In regards to the quote. I don't know who said it and if you want real honesty, I really don't care who said it.
There will never be communism in American because there are too many people out there that equate it with the totalitarian regimes of Lenin and Stalin (even though they were no more totalitarian than our government has been post-WW2).
And as it has already been said before. We in American already have small doses of socialism. Is the postal service privately funded? No.
right... i forgot you don't want to be confused by facts and history just a cleverly woven tale of how America is responsible for everything thugs and nazi's and communists have done througout time.
If not for America, the world would simply be candies and flowers huh otter?
I like facts. Facts are great. As long as they aren't made up. Which, of course, would not make them facts.
The world would not be candies and flowers at all. I am just saying that the United States certainly is not helping the situation. And you are right Red. YOU are about to make a breakthrough here! American is indirectly, if not directly, responsible for a great deal of the current global political climate.
okay then... so if (as you claim) the US is actually responsible for the brutality and corrupt governments in North Korea, Iran, Venezuela, Cuba and anyone else you wanna throw in there... then it is the US that should lead the way in cleaning up those rats nests... that we created of course.
Now, do you change those governments by sending them candy and flowers and asking them to pretty please step down and change their entire power structure...
or simply ignore the countries that are actively planning your death and destruction of everything you hold dear...
or my good friend otter, do we take them on and defeat them, liberate their people as we have done throughout our history and let them prosper on a path where they govern themselves?
If you choose to not defend our country until AFTER we are attacked (again) then in reality it would be just like NOT choosing to take the life of a murderer in your own home when you had the power to do so but didn't and let your wife and/or children die while you stood there and waited till after such to then just call the police.
Is that what you would do otter? A murderer is going to kill your loved ones and by some strange miracle you are standing in a position to take out the killer before he kills your family... What do you do hotshot?
Pick up the phone knowing it will be too late or do you pull the trigger?
Is that the breakthrough you were looking for?
No Red. You are under the false assumption that the countries of North Korea, Iran, Venezuela and Cuba are out to get us just for the sheer joy of it.
No, we have lost their respect and they are not our allies because in some way we have wronged them or their allies. It is that simple.
Maybe the United States government should one, apologize for whatever actions it has taken against said governments and somehow or another repair the damage to our reputation; and two, take responsibility for our actions and not blame everybody but ourselves for the state of international affairs.
No country (that is, a nation) is "actively planning" our death and destruction.
You are under another false assumption that many of the people we have "liberated" (your words not mine) wanted to to "liberated." Review your history. There are many governments that were democratically-elected, that is, they were voted in by the people that we "liberated," that we decided did not need to be in power and overthrew them through military aid or direct intervention.

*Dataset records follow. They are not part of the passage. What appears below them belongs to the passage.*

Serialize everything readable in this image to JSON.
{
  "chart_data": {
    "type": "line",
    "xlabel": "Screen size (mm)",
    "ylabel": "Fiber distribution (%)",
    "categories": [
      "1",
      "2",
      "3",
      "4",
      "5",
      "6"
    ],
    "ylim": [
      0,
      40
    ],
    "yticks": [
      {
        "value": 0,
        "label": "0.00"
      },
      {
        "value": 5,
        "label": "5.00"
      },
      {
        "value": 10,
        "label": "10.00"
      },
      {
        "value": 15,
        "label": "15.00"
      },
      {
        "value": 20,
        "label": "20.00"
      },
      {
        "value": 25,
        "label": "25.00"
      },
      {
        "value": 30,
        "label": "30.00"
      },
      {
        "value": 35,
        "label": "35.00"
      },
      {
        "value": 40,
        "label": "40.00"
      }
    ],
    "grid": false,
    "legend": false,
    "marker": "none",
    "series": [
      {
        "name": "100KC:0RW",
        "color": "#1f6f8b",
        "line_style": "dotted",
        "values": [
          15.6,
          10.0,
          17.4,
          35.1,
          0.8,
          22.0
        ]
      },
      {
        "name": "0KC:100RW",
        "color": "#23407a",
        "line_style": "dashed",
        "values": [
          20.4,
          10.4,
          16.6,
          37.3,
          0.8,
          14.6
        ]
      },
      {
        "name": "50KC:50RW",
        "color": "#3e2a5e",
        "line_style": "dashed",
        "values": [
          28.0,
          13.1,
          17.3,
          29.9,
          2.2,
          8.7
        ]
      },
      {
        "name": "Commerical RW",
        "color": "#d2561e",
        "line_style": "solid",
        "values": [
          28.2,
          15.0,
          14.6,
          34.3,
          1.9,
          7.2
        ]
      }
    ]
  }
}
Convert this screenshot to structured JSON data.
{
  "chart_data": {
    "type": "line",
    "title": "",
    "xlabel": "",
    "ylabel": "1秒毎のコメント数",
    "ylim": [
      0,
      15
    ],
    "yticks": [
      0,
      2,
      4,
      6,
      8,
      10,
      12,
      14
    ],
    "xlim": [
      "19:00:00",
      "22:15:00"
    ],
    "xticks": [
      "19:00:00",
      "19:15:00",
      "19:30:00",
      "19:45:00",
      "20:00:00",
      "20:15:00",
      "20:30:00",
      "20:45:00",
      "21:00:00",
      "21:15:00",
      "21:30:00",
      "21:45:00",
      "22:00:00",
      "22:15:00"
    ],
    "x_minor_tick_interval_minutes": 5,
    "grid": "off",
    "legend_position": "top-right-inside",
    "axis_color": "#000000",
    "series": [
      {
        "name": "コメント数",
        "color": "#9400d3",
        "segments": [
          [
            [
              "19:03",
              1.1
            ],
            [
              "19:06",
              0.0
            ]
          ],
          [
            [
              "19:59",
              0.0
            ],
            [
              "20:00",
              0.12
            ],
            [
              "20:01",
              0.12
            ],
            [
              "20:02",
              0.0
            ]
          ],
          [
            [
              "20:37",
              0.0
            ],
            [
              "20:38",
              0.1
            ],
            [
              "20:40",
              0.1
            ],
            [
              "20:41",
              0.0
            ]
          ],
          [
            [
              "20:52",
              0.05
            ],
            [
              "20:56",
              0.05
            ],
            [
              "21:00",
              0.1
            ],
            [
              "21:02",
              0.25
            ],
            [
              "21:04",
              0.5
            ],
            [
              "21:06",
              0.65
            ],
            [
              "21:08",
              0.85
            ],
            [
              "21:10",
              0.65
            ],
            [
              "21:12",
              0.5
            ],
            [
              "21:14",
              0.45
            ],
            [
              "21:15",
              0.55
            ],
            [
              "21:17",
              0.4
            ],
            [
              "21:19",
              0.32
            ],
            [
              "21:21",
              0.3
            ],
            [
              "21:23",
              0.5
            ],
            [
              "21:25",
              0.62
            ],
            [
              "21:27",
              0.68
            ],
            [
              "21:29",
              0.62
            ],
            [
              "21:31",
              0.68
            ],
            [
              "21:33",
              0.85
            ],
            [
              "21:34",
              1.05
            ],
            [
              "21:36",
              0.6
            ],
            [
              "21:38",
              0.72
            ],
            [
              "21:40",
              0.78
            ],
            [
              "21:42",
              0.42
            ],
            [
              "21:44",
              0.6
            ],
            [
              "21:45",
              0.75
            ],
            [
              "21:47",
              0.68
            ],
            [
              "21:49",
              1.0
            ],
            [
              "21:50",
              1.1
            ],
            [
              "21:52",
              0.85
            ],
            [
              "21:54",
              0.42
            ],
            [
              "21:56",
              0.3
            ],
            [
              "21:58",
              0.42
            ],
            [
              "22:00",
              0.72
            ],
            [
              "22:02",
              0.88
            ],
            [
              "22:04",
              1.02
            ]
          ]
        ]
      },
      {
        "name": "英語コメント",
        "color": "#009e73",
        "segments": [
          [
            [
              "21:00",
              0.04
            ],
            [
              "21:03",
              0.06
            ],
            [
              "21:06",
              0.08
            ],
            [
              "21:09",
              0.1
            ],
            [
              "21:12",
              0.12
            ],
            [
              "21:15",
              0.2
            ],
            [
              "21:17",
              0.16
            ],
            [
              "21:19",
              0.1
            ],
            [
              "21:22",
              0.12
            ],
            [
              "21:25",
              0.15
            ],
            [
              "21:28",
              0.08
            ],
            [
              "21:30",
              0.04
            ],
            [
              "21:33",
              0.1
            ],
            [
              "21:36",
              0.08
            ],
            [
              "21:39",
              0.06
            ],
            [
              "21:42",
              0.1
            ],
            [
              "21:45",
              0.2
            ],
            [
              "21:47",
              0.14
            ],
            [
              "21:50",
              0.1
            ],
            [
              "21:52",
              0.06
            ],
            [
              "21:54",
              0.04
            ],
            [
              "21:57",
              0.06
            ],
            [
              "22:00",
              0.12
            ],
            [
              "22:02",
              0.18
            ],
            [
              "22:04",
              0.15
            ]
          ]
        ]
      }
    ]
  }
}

None of this has to do with defending our own country.
so do you pull the trigger or not otter... c'mon man your families life is at stake here and you are debating about what to do... shoot to kill or call the funeral home for your loved ones... make a decision.
I think there is a third option. I think if I have the power to take a life than I would also have the power to disarm the assailant. In which I would do so.
But in the first place, I don't really see how this question is relavant to the topic. These analogies of yours are not working. They are at all the same thing.